Herr Weick, es ist immer wieder zu lesen, dass die Jugendarbeitslosigkeit im Süden Europas regelrecht explodiert ist und teilweise mehr als die Hälfte aller Jugendlichen dort ohne Ausbildung und Perspektive dasteht. Hierzulande liest man hingegen eher von Fachkräftemangel und dass viele Ausbildungsplätze gar nicht erst besetzt würden. Wie stellt sie sich für Sie dar, die soziale und berufliche Lage der Jugend im Land?
Zur Jugendarbeitslosigkeit in südeuropäische Länder kursieren je nach Berechnungsgrundlage unterschiedliche Zahlen. Legen wir die eher positiven zugrunde, müssen wir jedoch immer noch davon ausgehen, dass etwa in Spanien, Griechenland und Portugal etwa jeder dritte bis vierte Jugendliche ohne Arbeit dasteht.

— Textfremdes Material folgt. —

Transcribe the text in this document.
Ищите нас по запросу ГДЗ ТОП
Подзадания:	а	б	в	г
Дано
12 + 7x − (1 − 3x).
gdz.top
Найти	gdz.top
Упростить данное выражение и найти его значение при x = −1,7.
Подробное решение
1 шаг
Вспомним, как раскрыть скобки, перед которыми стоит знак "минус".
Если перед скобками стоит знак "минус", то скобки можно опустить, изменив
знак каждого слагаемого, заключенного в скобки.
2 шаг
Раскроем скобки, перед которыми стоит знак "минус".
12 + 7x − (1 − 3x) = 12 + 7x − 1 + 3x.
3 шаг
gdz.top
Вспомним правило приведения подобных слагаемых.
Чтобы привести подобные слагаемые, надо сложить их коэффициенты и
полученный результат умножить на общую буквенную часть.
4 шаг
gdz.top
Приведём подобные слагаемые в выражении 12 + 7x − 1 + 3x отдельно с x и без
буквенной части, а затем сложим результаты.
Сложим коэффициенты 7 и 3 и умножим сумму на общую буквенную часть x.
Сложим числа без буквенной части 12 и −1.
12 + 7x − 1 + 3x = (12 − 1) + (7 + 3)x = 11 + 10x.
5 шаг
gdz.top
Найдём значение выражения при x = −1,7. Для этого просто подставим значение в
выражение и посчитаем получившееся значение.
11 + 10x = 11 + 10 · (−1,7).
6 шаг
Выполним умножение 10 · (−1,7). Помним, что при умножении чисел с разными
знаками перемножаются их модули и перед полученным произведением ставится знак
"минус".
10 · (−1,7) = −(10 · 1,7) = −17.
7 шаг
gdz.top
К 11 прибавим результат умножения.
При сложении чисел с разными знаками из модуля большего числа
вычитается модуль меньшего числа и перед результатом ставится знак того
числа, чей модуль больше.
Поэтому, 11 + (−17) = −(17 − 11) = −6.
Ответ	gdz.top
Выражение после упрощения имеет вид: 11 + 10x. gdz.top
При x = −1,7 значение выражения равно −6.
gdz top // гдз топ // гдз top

Das ist natürlich eine katastrophale Situation. Doch ob nun 50, 40, 25 oder auch nur 1 Prozent – Arbeitslosigkeit bedeutet für jeden einzelnen jungen Menschen immer auch eine soziale Benachteiligung und inakzeptable Lage, weshalb sich hierbei jegliche relativierende Betrachtung verbietet. Will sagen: Nicht 25 oder 50 Prozent sind zu viel – jeder einzelne arbeitslose Jugendliche ist es.
Für Deutschland wird die Quote der Jugendarbeitslosigkeit derzeit mit 5,4 Prozent angegeben. Im November 2014 waren 310.000 Jugendliche arbeitslos. Was im europaweiten Vergleich zwar nicht gar so schlecht aussieht, den betroffen Jugendlichen aber auch nicht weiterhilft. Geradezu zynisch wird es aber, wenn die Bundesregierung die noch höhere Jugendarbeitslosigkeit in anderen Ländern dazu benutzt, um die Lage der Jugendlichen hierzulande schönzureden.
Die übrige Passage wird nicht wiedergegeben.